The main expected outcome of the course is a good research project that makes a reasonable contribution to the field. Some possibilities include (but not limited to):

  • Design new reinforcement learning or imitation learning methods that are safer/more sample efficient/more interpretable
  • Design novel meta-learning or transfer learning methods that can allow for quick learning of novel tasks
  • Design human in the loop reinforcement learning algorithms for novel tasks
  • Implement existing state of the art algorithms on a set of novel tasks and show unexpected behavior/emergent behavior
  • Perform a thorough experimental evaluation/reproduction of a class of learning methods for robotics
  • Show the ability of learnning methods to show superior generalization and adaptation in robotics problems
  • Collect a new dataset and show how this may enable novel robotic learning applications
  • Design multi-task and continual learning systems that can ingest large amounts of data and show continual improvement
  • Show a novel theoretical result on a new/existing algorithm, shedding light on where/when it can work.
  • Show simulation to reality transfer on a new and challenging set of robotics tasks
  • Show the use of large scale pretrained/foundation models on robotics problems
  • Show how learning can help with classic pipelines in robotics such as TAMP, MPC, motion planning
  • Develop offline RL / transfer learning methods that can learn from diverse/heterogeneous sources of data
  • Exploring RL applications in domains like robotics, vision, NLP, smart grids, traffic, finance, biology etc.
  • Contributing highly stable/performant implementations of recent algorithms that reproduce results from the papers.

Submission

Date     Due
Jan 23 Project Proposal (1-2 pages)
Feb 15 Milestone (3-4 pages)
Mar 13 Final report (8 pages max)
Mar 13 Final presentations

At the conclusion of the project, your team will be responsible for writing a short research paper that summarizes the project (6-8 pages not including references). The project proposal and reports should use the template of the NeurIPS conference paper.

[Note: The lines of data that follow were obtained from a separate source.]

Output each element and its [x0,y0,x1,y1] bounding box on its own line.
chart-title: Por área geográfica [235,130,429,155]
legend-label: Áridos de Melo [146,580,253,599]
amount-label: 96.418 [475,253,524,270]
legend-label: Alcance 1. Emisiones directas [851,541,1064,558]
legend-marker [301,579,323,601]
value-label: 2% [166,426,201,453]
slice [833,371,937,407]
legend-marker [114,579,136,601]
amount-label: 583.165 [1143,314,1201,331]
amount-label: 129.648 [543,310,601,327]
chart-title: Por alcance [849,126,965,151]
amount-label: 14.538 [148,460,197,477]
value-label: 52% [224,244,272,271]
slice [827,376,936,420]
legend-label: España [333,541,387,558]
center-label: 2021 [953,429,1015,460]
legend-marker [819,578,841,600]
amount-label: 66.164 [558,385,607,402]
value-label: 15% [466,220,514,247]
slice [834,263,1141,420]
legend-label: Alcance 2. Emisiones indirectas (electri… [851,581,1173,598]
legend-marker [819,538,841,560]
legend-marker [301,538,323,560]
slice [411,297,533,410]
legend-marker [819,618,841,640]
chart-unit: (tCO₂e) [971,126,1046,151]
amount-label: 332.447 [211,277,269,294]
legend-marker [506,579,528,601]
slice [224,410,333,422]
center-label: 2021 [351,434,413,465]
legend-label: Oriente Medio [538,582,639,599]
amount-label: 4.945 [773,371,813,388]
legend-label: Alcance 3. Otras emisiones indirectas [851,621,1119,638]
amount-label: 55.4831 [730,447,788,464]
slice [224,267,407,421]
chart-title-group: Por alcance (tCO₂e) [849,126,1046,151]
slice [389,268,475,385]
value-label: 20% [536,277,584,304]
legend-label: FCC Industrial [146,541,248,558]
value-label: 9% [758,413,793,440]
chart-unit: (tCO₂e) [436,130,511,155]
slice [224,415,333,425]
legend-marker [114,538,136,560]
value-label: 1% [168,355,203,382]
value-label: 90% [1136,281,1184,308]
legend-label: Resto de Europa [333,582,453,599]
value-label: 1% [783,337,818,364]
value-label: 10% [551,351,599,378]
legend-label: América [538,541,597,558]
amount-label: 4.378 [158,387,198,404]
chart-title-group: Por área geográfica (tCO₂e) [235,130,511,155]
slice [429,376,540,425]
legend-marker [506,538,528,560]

Writing the Research Project Paper

The project proposal should be a first draft of your introduction section of your final paper. It should try to answer the following questions:

  • Why did you choose this problem, why is it important?
  • Describe the state of related work and why it is insufficient.
  • Introduce your unique insight to tackle the problem or research question.
  • Articulate the technical challenges you are likely to encounter and potential ideas to try (need not be tried yet)
  • Plan out the experiments that justify the utility of the insight or answers the question,

The project milestone should be a draft of your final course paper. It should include all sections except for the experiments section, which will be incomplete.

If this is your first time writing a research project paper, here is a rough outline of sections that we recommend for your final report:

  • Abstract (summarize the project’s motivation, methodology, and main findings),
  • Introduction (explain why the project matters, lay out the primary innovation, lay out the findings, and end with a broader implications of your results.),
  • Related work (contextualize your research amongst its closest related research projects),
  • Methods (describe the process you used to conduct your research),
  • Experiments/Study (explain your experimental or study setup and its main findings),
  • Discussion (How do your findings can be interpreted and what others should take away from your project).

Final Presentation

We will have a final project presentation.

We have around 18 groups with 90 minutes. Each group can do a 4 minute presentation (hard cap) with 1 minute for questions. The presentation should cover the motivation, methodology, and results of your project. No other restrictions really, just tell us what you did and why it matters.

Please put your group slides in this deck.